Language of document : ECLI:EU:C:2014:2189

Rechtssache C‑34/13

Monika Kušionová

gegen

SMART Capital, a.s.

(Vorabentscheidungsersuchen des Krajský súd v Prešove)

„Vorlage zur Vorabentscheidung – Richtlinie 93/13/EWG – Missbräuchliche Klauseln – Verbraucherkreditvertrag – Art. 1 Abs. 2 – Auf einer bindenden Rechtsvorschrift beruhende Klausel – Geltungsbereich der Richtlinie – Art. 3 Abs. 1, Art. 4, Art. 6 Abs. 1 und Art. 7 Abs. 1 – Sicherung der Forderung durch ein Grundpfandrecht – Möglichkeit der Verwertung dieser Sicherheit im Wege der Versteigerung – Gerichtliche Nachprüfung“

Leitsätze – Urteil des Gerichtshofs (Dritte Kammer) vom 10. September 2014

1.        Vorabentscheidungsverfahren – Zulässigkeit – Grenzen – Offensichtlich unerhebliche Fragen und hypothetische Fragen, die in einem eine zweckdienliche Antwort ausschließenden Zusammenhang gestellt werden

(Art. 267 AEUV)

2.        Verbraucherschutz – Missbräuchliche Klauseln in Verbraucherverträgen – Richtlinie 93/13 – Mittel, um der Verwendung missbräuchlicher Klauseln ein Ende zu setzen – Nationale Regelung, die die Beitreibung einer Forderung im Wege der außergerichtlichen Verwertung eines vom Verbraucher eingeräumten Grundpfandrechts erlaubt – Zulässigkeit – Voraussetzungen – Effektivitätsgrundsatz und Äquivalenzgrundsatz – Auswirkung des Grundrechts auf Wohnraum – Dem nationalen Gericht obliegende Prüfung

(Charta der Grundrechte, Art. 7, 38, 47; Richtlinie 93/13 des Rates)

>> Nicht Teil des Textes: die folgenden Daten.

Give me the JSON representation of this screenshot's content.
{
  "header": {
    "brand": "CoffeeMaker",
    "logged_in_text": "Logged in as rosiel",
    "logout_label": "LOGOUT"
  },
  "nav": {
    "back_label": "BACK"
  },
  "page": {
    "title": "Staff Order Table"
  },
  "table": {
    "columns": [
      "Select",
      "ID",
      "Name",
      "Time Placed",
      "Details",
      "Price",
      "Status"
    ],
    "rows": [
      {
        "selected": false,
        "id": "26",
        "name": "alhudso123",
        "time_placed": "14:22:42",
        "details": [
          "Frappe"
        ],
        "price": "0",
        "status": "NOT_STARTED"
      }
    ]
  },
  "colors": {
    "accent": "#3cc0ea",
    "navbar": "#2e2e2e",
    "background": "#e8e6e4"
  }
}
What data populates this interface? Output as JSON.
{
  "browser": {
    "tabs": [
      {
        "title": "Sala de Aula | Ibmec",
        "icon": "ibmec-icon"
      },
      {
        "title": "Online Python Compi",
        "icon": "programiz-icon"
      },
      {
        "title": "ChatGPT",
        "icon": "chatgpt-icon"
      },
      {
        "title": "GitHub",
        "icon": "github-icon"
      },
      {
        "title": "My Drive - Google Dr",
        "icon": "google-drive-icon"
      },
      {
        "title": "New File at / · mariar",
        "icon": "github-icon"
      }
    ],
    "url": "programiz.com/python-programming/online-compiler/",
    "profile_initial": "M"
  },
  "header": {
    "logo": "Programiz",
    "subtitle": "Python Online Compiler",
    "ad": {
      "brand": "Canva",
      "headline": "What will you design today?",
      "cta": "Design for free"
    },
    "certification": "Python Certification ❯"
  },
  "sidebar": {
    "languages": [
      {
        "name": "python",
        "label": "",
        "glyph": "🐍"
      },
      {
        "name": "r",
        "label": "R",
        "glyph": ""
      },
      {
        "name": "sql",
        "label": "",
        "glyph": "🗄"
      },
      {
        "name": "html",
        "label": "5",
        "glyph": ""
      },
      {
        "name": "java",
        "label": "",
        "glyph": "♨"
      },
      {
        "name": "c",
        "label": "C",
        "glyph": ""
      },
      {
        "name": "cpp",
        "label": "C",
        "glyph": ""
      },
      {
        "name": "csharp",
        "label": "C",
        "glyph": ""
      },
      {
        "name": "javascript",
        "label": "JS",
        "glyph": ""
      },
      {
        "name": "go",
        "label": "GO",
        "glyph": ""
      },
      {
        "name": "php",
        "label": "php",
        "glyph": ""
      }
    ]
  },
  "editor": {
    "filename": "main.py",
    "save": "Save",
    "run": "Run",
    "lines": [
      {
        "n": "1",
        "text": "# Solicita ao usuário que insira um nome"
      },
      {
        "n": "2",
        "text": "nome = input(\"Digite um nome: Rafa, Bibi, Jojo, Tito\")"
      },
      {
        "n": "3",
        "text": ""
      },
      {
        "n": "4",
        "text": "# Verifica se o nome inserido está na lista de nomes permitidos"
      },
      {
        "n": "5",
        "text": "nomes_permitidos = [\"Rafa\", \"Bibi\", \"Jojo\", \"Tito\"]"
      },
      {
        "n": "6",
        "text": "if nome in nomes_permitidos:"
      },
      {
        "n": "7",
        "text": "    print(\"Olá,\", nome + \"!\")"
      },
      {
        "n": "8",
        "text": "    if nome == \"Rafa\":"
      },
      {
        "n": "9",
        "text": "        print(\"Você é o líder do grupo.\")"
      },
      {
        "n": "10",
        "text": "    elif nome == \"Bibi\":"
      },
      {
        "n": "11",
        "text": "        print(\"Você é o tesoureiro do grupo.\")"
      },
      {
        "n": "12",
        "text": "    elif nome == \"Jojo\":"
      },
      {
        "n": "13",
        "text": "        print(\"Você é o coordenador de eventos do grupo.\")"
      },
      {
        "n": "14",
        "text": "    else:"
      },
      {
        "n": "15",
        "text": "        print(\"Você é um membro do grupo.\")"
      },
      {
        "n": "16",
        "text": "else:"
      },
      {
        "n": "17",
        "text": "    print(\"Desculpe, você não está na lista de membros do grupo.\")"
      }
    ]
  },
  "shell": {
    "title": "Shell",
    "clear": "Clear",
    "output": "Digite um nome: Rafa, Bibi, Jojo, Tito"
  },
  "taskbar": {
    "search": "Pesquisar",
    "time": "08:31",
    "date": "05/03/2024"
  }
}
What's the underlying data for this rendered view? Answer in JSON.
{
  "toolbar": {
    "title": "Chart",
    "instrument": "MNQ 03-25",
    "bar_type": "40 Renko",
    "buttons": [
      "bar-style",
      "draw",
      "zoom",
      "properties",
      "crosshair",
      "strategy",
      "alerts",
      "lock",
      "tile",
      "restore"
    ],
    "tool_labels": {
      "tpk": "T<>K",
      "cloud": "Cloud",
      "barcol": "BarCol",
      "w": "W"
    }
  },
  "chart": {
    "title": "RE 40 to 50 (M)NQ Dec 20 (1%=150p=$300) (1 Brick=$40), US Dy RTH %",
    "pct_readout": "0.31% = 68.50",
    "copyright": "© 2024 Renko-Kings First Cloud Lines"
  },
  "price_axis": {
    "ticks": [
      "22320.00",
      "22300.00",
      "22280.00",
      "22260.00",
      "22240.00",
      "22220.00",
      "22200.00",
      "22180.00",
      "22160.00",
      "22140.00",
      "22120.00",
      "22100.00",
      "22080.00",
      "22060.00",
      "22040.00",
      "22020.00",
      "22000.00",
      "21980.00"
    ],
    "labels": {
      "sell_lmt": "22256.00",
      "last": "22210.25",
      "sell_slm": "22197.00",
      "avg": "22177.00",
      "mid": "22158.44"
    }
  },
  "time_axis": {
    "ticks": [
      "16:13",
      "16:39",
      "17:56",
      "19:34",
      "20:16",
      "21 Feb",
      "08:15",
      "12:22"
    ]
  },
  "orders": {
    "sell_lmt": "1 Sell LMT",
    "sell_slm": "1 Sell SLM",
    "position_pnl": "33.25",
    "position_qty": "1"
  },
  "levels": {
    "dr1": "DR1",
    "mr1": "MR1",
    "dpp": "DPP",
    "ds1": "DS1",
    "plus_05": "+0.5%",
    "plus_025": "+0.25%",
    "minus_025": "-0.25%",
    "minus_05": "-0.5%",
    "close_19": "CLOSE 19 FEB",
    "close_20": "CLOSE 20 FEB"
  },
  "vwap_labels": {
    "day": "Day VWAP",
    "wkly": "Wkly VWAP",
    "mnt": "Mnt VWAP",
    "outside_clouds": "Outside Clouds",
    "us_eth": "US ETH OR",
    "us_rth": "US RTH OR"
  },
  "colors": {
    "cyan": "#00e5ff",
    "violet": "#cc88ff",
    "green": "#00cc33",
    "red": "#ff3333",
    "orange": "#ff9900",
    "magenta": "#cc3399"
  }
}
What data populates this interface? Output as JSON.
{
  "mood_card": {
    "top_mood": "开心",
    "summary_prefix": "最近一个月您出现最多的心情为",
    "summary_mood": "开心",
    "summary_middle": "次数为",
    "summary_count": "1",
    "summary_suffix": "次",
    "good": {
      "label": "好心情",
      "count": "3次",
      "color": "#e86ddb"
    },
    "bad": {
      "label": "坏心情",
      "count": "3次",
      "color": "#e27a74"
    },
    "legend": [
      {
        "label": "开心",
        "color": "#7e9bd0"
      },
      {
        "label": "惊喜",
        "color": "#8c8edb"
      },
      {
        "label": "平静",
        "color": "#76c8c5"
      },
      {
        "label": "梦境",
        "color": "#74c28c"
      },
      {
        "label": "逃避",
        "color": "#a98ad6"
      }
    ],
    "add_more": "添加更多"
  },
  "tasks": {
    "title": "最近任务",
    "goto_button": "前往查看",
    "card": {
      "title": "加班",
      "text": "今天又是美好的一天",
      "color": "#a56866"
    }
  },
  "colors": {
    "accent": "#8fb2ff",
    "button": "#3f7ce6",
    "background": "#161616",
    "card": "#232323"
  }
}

3.        Verbraucherschutz – Missbräuchliche Klauseln in Verbraucherverträgen – Richtlinie 93/13 – Geltungsbereich – Ausnahme von Vertragsklauseln, die auf bindenden Rechtsvorschriften beruhen – Dem nationalen Gericht obliegende Prüfung

(Richtlinie 93/13 des Rates, Art. 1 Abs. 2)

1.        Siehe Text der Entscheidung.

(vgl. Rn. 38)

2.        Die Bestimmungen der Richtlinie 93/13 über missbräuchliche Klauseln in Verbraucherverträgen sind dahin auszulegen, dass sie einer nationalen Regelung, wonach eine auf möglicherweise missbräuchlichen Vertragsklauseln beruhende Forderung im Wege der außergerichtlichen Verwertung eines vom Verbraucher eingeräumten Grundpfandrechts beigetrieben werden kann, nicht entgegenstehen, soweit diese Regelung die Wahrung der dem Verbraucher durch diese Richtlinie verliehenen Rechte nicht praktisch unmöglich macht oder übermäßig erschwert, was zu prüfen Aufgabe des vorlegenden Gerichts ist.

(vgl. Rn. 68, Tenor 1)

3.        Art. 1 Abs. 2 der Richtlinie 93/13 über missbräuchliche Klauseln in Verbraucherverträgen ist dahin auszulegen, dass eine in einem Vertrag zwischen einem Gewerbetreibenden und einem Verbraucher enthaltene Vertragsklausel nur dann vom Anwendungsbereich dieser Richtlinie ausgenommen ist, wenn sie auf dem Inhalt einer bindenden Rechtsvorschrift beruht, was zu prüfen Aufgabe des vorlegenden Gerichts ist.